Under English law, there appears to be no technical meaning ascribed to the terms  “warlike” or “hostile”, although in the context of marine perils “hostile” has been held to mean a belligerent act. As such, “warlike” and “hostile” would appear to be very closely related. Such an interpretation is no doubt necessary, as a broad interpretation of “hostile act” may arguably leave little remaining coverage in many situations.

Whilst we consider an English court would construe such terms narrowly, we are however very doubtful that it would go so far as to say “hostile or warlike action” only applies to traditional forms of those types of action. For example, where the consequences of a cyber-attack are directly comparable to an armed-attack in terms of scale and effect, we consider that an English court may consider the exclusion would apply in such circumstances. On the facts of NotPetya, although it was undoubtedly economically devastating and disruptive, it arguably would not have met such a threshold. Although far from certain, had the Policy been governed by English law and jurisdiction, the court may arguably have come to the same conclusion as the Superior Court of New Jersey, although its basis and reasoning for doing so is likely to have been different.

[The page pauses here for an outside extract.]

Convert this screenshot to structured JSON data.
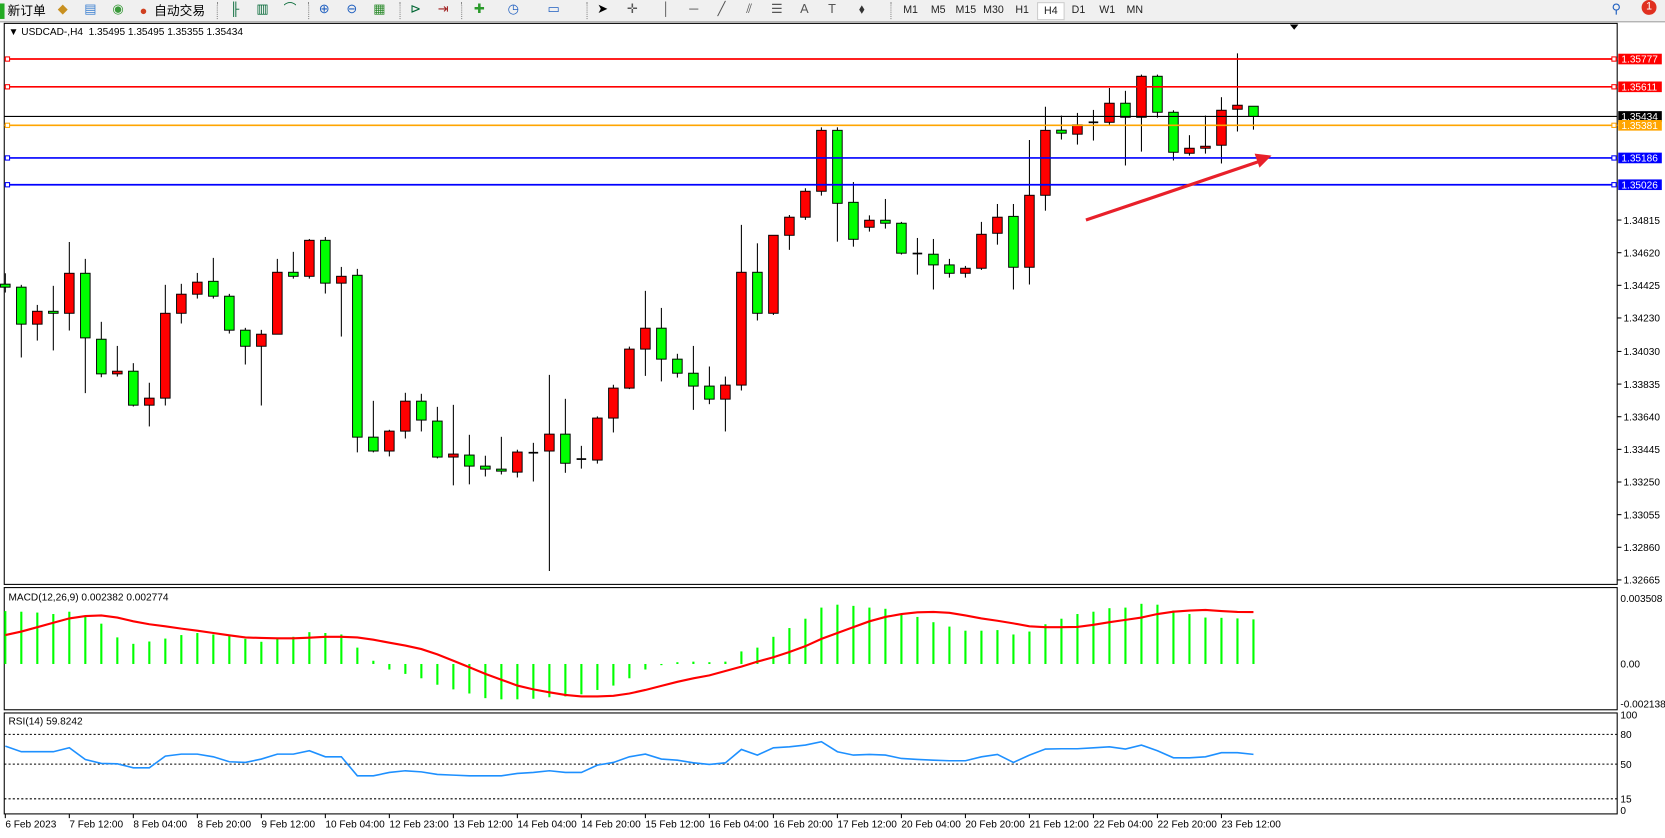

What is clear is that the decision in Merck and the uncertainty in relation to how it would be interpreted here has caused shockwaves within the insurance industry both in relation to silent cyber and “war or hostile acts” exclusions. Many standalone cyber policies contain similar exclusions and the decision has ramifications as to the extent of cover under those policies as well. Given that a significant number of cyber-attacks are believed to be state-sponsored attacks, the need for clarity in respect of cover going forward is critical. In recent months, the Lloyd’s Market Association has responded and released four new model exclusions which effectively exclude both physical acts and state-backed cyber-attacks. It will be interesting to see the extent to which these clauses are adopted in cyber polices and where future coverage battles will be fought. Our view is that attribution and evidencing the source of the act might be a future battle ground. The clauses do make provision for this, but ultimately the nature of these attacks is that attribution is often far from clear.